Seis quilómetros a oeste da cidade de Phan Rang, no Vietname Central, encontra-se uma colina baixa encimada por três misteriosas torres-templo de tijolo conhecidas como Po Klong Garai. Subindo por terreno rochoso salpicado de cactos, chegará aos santuários do século XIII, um legado do Reino de Champa, uma poderosa cultura indianizada que floresceu no Vietname Centro-Sul do século IV ao XIII. Contemplando a paisagem árida abaixo e as torres de tijolo vermelho irregulares acima, é impossível não sentir a magia deste local sagrado.

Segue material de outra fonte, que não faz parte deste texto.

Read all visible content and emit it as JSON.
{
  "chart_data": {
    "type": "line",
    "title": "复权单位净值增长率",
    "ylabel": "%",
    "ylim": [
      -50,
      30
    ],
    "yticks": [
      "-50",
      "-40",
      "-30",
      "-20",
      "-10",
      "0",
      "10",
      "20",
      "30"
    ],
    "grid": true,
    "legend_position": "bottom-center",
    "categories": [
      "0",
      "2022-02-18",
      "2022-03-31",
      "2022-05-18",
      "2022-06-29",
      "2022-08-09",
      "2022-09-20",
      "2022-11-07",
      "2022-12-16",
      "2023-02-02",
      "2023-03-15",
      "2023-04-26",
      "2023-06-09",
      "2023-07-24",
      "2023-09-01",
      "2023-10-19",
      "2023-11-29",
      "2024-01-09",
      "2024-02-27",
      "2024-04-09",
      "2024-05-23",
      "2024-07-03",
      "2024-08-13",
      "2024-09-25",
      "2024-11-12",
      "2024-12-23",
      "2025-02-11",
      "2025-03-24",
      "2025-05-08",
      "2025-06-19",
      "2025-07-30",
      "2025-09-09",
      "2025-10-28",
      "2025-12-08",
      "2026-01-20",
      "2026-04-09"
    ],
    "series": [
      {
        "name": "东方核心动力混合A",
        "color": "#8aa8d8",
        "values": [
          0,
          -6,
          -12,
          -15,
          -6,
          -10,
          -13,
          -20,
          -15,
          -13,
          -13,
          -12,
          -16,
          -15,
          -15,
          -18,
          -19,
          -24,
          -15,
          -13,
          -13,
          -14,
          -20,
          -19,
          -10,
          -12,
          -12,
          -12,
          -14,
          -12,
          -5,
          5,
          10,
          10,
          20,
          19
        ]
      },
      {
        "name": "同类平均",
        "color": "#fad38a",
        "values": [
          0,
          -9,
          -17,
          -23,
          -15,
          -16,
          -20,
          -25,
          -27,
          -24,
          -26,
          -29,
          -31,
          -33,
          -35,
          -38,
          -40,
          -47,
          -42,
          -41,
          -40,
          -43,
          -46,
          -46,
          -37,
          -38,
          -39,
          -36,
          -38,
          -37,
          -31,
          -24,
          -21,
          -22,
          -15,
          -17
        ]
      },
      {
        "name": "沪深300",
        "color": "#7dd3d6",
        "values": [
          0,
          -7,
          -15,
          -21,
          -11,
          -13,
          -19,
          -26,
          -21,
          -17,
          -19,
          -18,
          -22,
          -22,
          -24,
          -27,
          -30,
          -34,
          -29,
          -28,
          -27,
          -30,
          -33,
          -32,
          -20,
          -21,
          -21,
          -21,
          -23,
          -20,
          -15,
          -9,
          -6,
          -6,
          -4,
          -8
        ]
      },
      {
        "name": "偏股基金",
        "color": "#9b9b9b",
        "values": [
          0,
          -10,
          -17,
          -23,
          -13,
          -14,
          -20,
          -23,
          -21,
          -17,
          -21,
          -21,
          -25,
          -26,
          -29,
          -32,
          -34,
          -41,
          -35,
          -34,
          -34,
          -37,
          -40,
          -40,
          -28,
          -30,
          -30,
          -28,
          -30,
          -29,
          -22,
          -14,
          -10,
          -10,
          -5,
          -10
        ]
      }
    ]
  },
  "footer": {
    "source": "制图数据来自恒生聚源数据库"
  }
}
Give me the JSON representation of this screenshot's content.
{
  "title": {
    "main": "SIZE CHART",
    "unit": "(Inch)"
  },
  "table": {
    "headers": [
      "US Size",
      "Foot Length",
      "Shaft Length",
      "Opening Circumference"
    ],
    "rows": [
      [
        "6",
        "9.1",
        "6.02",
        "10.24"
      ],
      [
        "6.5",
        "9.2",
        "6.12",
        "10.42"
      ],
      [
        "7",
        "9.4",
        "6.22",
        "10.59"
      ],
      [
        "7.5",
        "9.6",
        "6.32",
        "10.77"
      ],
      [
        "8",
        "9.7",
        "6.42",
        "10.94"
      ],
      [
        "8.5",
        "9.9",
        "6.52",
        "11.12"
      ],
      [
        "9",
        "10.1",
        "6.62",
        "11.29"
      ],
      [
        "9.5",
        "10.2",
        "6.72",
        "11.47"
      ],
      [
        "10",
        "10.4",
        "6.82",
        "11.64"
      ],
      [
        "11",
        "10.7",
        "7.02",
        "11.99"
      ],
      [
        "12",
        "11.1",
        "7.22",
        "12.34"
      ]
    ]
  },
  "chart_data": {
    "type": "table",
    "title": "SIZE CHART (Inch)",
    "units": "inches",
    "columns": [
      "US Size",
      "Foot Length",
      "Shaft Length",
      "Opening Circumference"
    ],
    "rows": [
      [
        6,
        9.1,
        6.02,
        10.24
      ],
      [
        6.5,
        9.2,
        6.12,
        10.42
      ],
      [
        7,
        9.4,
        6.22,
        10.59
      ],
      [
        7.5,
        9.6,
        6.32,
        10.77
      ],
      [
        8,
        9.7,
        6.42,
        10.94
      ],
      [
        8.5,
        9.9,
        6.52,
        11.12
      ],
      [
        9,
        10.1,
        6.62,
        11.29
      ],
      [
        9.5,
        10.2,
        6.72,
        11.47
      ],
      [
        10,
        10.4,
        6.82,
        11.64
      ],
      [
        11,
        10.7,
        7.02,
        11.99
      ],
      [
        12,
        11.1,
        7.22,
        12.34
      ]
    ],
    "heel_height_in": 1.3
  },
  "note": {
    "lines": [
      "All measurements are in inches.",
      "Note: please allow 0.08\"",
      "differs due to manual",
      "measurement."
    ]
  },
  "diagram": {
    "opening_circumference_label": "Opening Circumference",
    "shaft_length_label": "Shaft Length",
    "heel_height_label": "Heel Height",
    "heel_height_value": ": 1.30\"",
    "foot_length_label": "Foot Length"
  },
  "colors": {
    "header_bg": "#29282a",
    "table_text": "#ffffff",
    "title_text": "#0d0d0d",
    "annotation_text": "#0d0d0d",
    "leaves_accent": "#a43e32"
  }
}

Dada a sua localização costeira, os Chams eram uma cultura marítima. No seu auge, o Reino de Champa controlava o comércio de especiarias e seda entre a China, Índia, Indonésia e Pérsia. Altamente cosmopolita, esta cultura foi fortemente influenciada por crenças hindus adotadas da Índia. Muitos dos seus santuários honram Shiva — frequentemente representado como um linga, enquanto as suas esculturas retratam todo o tipo de divindades hindus. As doutrinas hindus foram misturadas com crenças locais, como a sua convicção de que descendiam de uma deusa chamada Po Nagar, nascida de nuvens celestiais e espuma do mar. Também conhecida como a Mãe do Mundo, ela criou a terra, as árvores e o arroz e ensinou as pessoas a viver da terra.

No Monte Cù Lao, no resort de praia central de Nha Trang, encontram-se as Torres Po Nagar, um complexo de torres-templo com vista para as ruas da cidade e para a cintilante baía azul além. Rodeadas por árvores-flamejantes de flores vermelhas, as quatro torres restantes datam dos séculos VII ao XII, mas este local é considerado sagrado há muito mais tempo. A torre central é dedicada à Deusa Po Nagar, que é retratada como uma estátua de pernas cruzadas com dez braços. Rodeadas pela agitação da cidade, estas torres Cham proporcionam um vislumbre fascinante do passado da região e das crenças espirituais atuais dos locais, pois os peregrinos ainda vêm aqui para rezar e oferecer incenso. Todos os anos, do 21º ao 23º dia do Terceiro Mês Lunar (17 a 19 de abril de 2017), um festival colorido desenrola-se aqui para honrar Po Nagar. Pessoas da etnia Cham reúnem-se para banhar e vestir a estátua da Deusa e realizar orações e danças sagradas.

Cerca de 50 torres Cham restantes estão espalhadas por todo o Vietname Central. A província de Bình Định possui 14 locais, incluindo as Torres Po Shanu perto de Phan Thiết. Outras torres notáveis incluem a Torre Nhan na província de Phú Yên; Po Dam na província de Bình Thuận; e a Torre Cham Yang Prong na província das Terras Altas Centrais de Đắk Lắk. O destaque indiscutível para aqueles com interesse na arquitetura Cham é o local Património Mundial da UNESCO de Mỹ Sơn, localizado na atual província de Quảng Nam.

Em 1889, enquanto supervisionava a construção de uma linha telegráfica no Vietname Central, um francês chamado Camille Paris deparou-se com as ruínas em desintegração de Mỹ Sơn — a antiga capital religiosa do Reino de Champa, há muito esquecida pelo mundo em geral. Décadas de pesquisa revelaram a existência de 70 templos. Infelizmente, este local foi devastado por bombardeamentos de B52 em 1969 e 1972. Hoje, muitas estruturas foram meticulosamente restauradas, dando aos visitantes um vislumbre das vidas espirituais dos antigos Chams, cuja capital política Simphaparu (agora Trà Kiệu) ficava a 10km de Mỹ Sơn.

Talvez a maneira mais fácil de experimentar a magia artística dos Chams seja visitando o Museu de Escultura Cham em Đà Nẵng. Inaugurado em 1919, este museu abrange jardins exuberantes, um charmoso edifício colonial francês e uma nova ala que alberga a maior coleção de arte Cham do mundo. Colecionadas de locais em Quảng Nam e além, o museu exibe cerca de 300 esculturas inestimáveis de arenito e terracota. Embora o Reino de Champa seja história antiga, as suas divindades de pedra vividamente esculpidas, animais sagrados e dançarinas ainda evocam os mesmos sentimentos de admiração e deleite que inspiraram séculos atrás.